Uit Wikipedia, de vrije encyclopedie
Veluwse heideschapen van de kudde van Schaapskooi De Dellen te Epe

Het Veluws heideschaap is een groot heideschaap. De ooien wegen ongeveer 60 tot 70 kg, de rammen 70 tot 80 kg. Veluwse heideschapen horen helemaal wit te zijn maar hebben vaak nog wel wat bruine of zwarte vlekjes op kop en poten, ook worden er soms wel effen zwarte dieren geboren, soms met een paar lichtere plekken op kop en rug.

Het Veluwse heideschaap werd gehouden voor de mest, maar er werden ook lammeren opgefokt op grasweiden om verhandeld te worden op de grote schapenmarkten in Parijs en Londen. Vandaar dat het groot is voor een heideschaap, het is het grootste heideschaap van Nederland.

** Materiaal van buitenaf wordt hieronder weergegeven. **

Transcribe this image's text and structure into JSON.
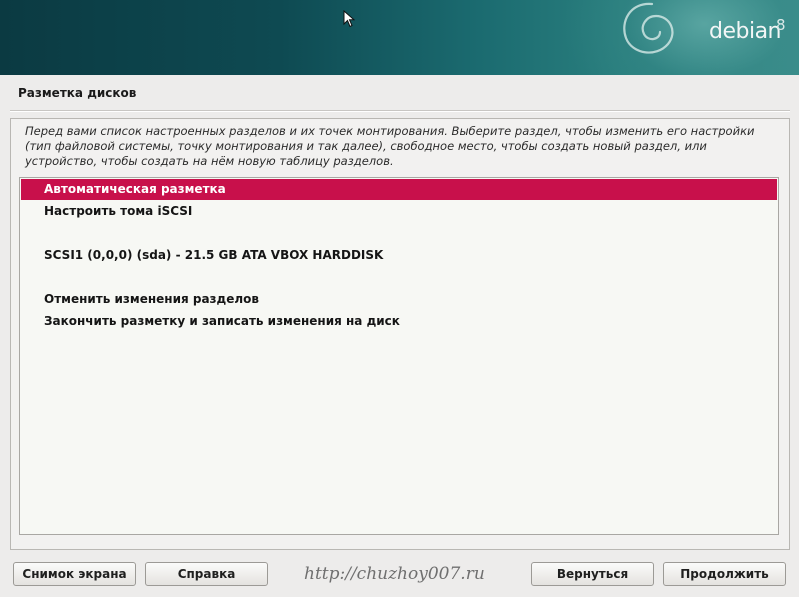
{
  "banner": {
    "brand": "debian",
    "version": "8"
  },
  "page": {
    "title": "Разметка дисков"
  },
  "intro": {
    "text": "Перед вами список настроенных разделов и их точек монтирования. Выберите раздел, чтобы изменить его настройки (тип файловой системы, точку монтирования и так далее), свободное место, чтобы создать новый раздел, или устройство, чтобы создать на нём новую таблицу разделов."
  },
  "list": {
    "items": [
      {
        "label": "Автоматическая разметка",
        "selected": true
      },
      {
        "label": "Настроить тома iSCSI",
        "selected": false
      },
      {
        "label": "SCSI1 (0,0,0) (sda) - 21.5 GB ATA VBOX HARDDISK",
        "selected": false
      },
      {
        "label": "Отменить изменения разделов",
        "selected": false
      },
      {
        "label": "Закончить разметку и записать изменения на диск",
        "selected": false
      }
    ]
  },
  "buttons": {
    "screenshot": "Снимок экрана",
    "help": "Справка",
    "back": "Вернуться",
    "continue": "Продолжить"
  },
  "watermark": "http://chuzhoy007.ru",
  "colors": {
    "selection": "#c8104b",
    "banner_dark": "#0b3a42",
    "banner_light": "#3a8d8a"
  }
}
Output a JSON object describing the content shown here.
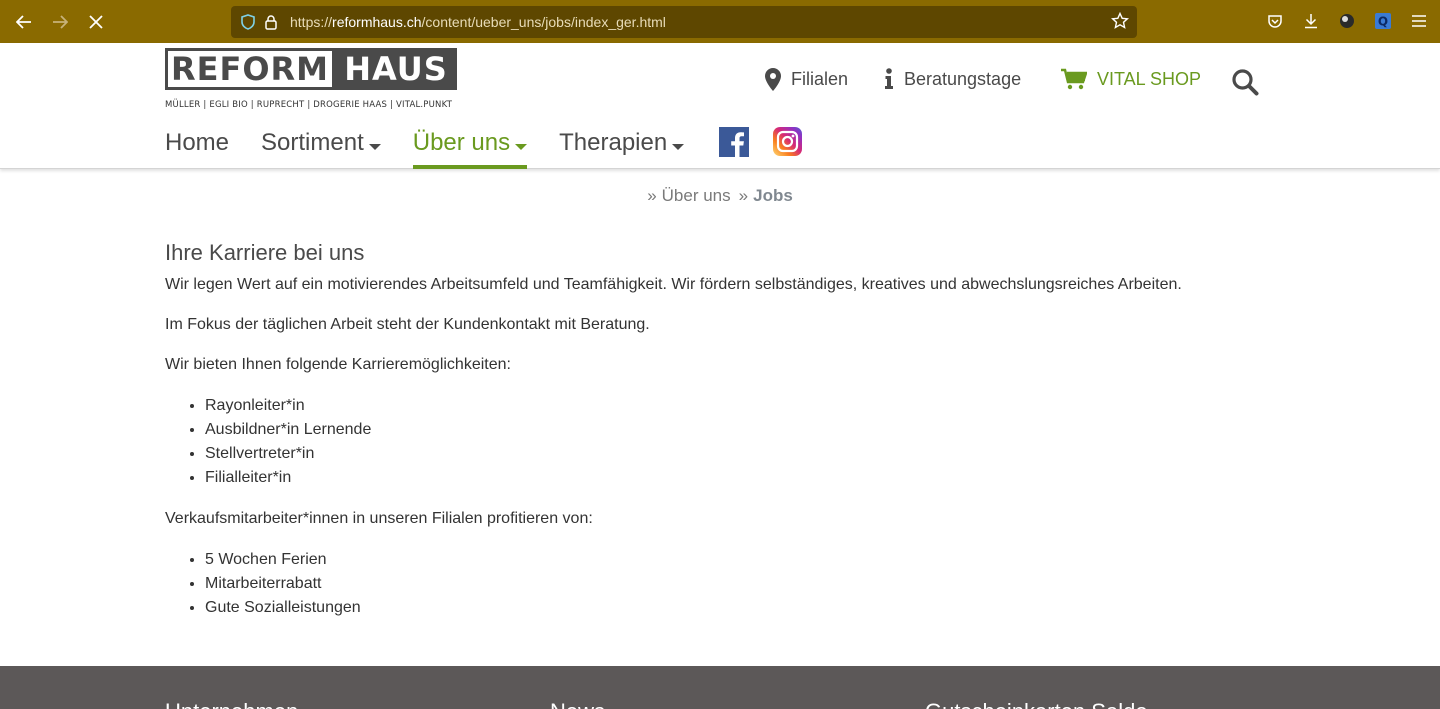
{
  "browser": {
    "url_prefix": "https://",
    "url_domain": "reformhaus.ch",
    "url_path": "/content/ueber_uns/jobs/index_ger.html"
  },
  "header": {
    "logo_left": "REFORM",
    "logo_right": "HAUS",
    "logo_sub": "MÜLLER | EGLI BIO | RUPRECHT | DROGERIE HAAS | VITAL.PUNKT",
    "filialen": "Filialen",
    "beratung": "Beratungstage",
    "shop": "VITAL SHOP"
  },
  "nav": {
    "home": "Home",
    "sortiment": "Sortiment",
    "ueber_uns": "Über uns",
    "therapien": "Therapien"
  },
  "breadcrumb": {
    "sep": "»",
    "parent": "Über uns",
    "current": "Jobs"
  },
  "content": {
    "title": "Ihre Karriere bei uns",
    "p1": "Wir legen Wert auf ein motivierendes Arbeitsumfeld und Teamfähigkeit. Wir fördern selbständiges, kreatives und abwechslungsreiches Arbeiten.",
    "p2": "Im Fokus der täglichen Arbeit steht der Kundenkontakt mit Beratung.",
    "p3": "Wir bieten Ihnen folgende Karrieremöglichkeiten:",
    "careers": [
      "Rayonleiter*in",
      "Ausbildner*in Lernende",
      "Stellvertreter*in",
      "Filialleiter*in"
    ],
    "p4": "Verkaufsmitarbeiter*innen in unseren Filialen profitieren von:",
    "benefits": [
      "5 Wochen Ferien",
      "Mitarbeiterrabatt",
      "Gute Sozialleistungen"
    ]
  },
  "footer": {
    "col1": "Unternehmen",
    "col2": "News",
    "col3": "Gutscheinkarten Saldo"
  },
  "colors": {
    "accent_green": "#6a9a1f",
    "chrome_bg": "#8a6a00",
    "footer_bg": "#5c5858"
  }
}
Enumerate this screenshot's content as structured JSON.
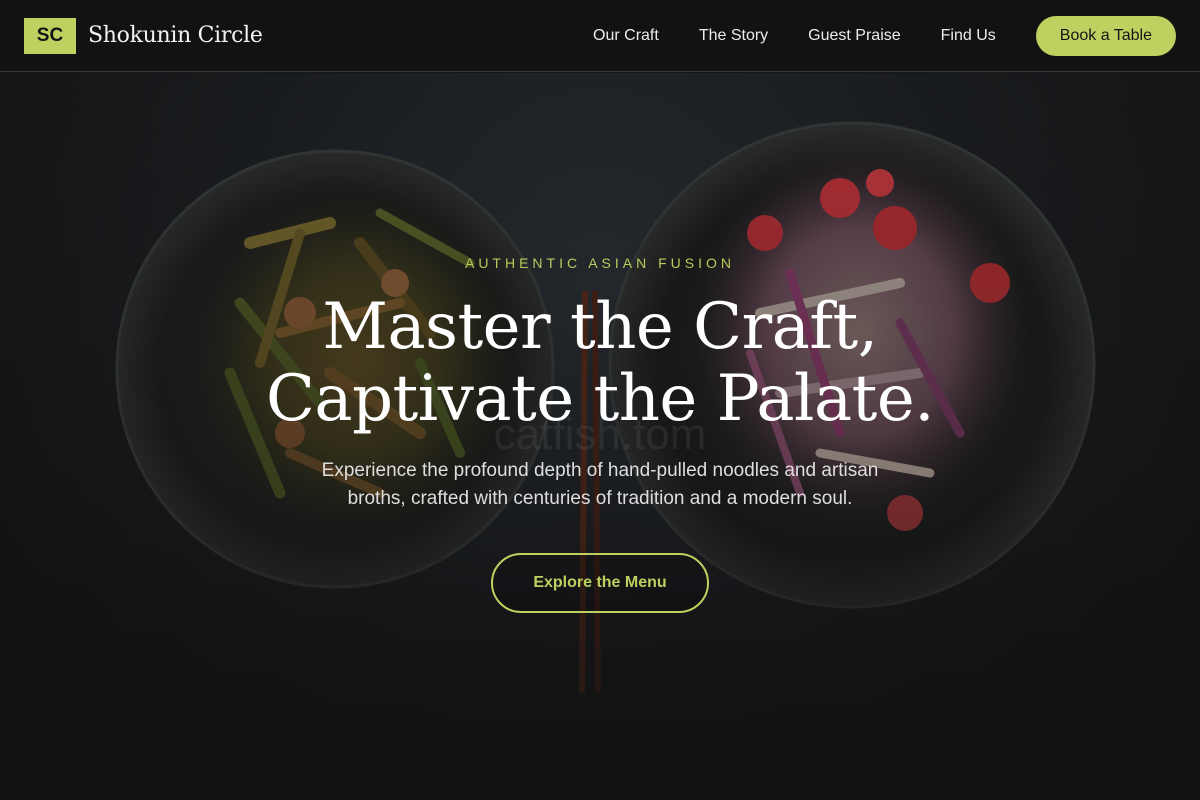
{
  "header": {
    "logo_mark": "SC",
    "brand_name": "Shokunin Circle",
    "nav": [
      {
        "label": "Our Craft"
      },
      {
        "label": "The Story"
      },
      {
        "label": "Guest Praise"
      },
      {
        "label": "Find Us"
      }
    ],
    "cta_label": "Book a Table"
  },
  "hero": {
    "watermark": "catfish.tom",
    "eyebrow": "AUTHENTIC ASIAN FUSION",
    "headline_line1": "Master the Craft,",
    "headline_line2": "Captivate the Palate.",
    "subtext_line1": "Experience the profound depth of hand-pulled noodles and artisan",
    "subtext_line2": "broths, crafted with centuries of tradition and a modern soul.",
    "button_label": "Explore the Menu"
  },
  "colors": {
    "accent": "#bcd15f",
    "header_bg": "#121212",
    "hero_bg": "#161616",
    "text": "#ffffff"
  }
}
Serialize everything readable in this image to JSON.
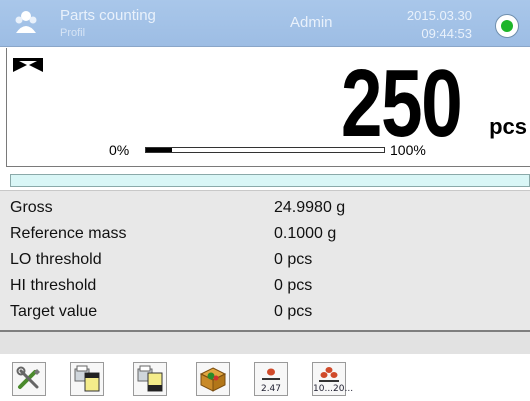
{
  "header": {
    "mode_title": "Parts counting",
    "mode_subtitle": "Profil",
    "user": "Admin",
    "date": "2015.03.30",
    "time": "09:44:53",
    "status_color": "#1db52a"
  },
  "weighing": {
    "value": "250",
    "unit": "pcs",
    "bar_min_label": "0%",
    "bar_max_label": "100%",
    "bar_fill_fraction": 0.11
  },
  "info": {
    "rows": [
      {
        "label": "Gross",
        "value": "24.9980 g"
      },
      {
        "label": "Reference mass",
        "value": "0.1000 g"
      },
      {
        "label": "LO threshold",
        "value": "0 pcs"
      },
      {
        "label": "HI threshold",
        "value": "0 pcs"
      },
      {
        "label": "Target value",
        "value": "0 pcs"
      }
    ]
  },
  "toolbar": {
    "buttons": [
      {
        "icon": "tools-icon"
      },
      {
        "icon": "printer-header-icon"
      },
      {
        "icon": "printer-footer-icon"
      },
      {
        "icon": "package-icon"
      },
      {
        "icon": "piece-mass-icon",
        "text": "2.47"
      },
      {
        "icon": "set-quantity-icon",
        "text": "10...20..."
      }
    ]
  }
}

Het Veluwse heideschaap kreeg vroeger vaak maar één lam, maar tegenwoordig is een tweeling bijna de regel en ook drielingen worden af en toe geboren. De ooien hebben melk genoeg om een drieling zelf groot te brengen. Ze lammeren ook erg makkelijk af. De wol van dit schaap is vrij grof, draderig en lang. Het is goede wol om te spinnen, maar eerder geschikt voor tapijten dan voor mooie kleding. De schapen kunnen het hele jaar door buiten blijven (tijdens de lammerenperiode is het wel handig om ze binnen te kunnen halen) en zijn schraal (er hoeft niet veel krachtvoer bijgevoerd te worden).

In Nederland zijn er negen Veluwse heideschaapskudden die samen een regeling over de rammen hebben zodat het ras zuiver blijft, maar er toch geen inteelt ontstaat. Deze schaapskudden gaan elke dag de hei op met de schaapherder en zijn of haar honden. De schapen worden dus nog precies zo gehouden als 150 jaar geleden.

Veluwse heideschapen zijn makkelijke schapen, erg tam en totaal niet paniekerig zoals Drentse heideschapen dat soms wel kunnen zijn.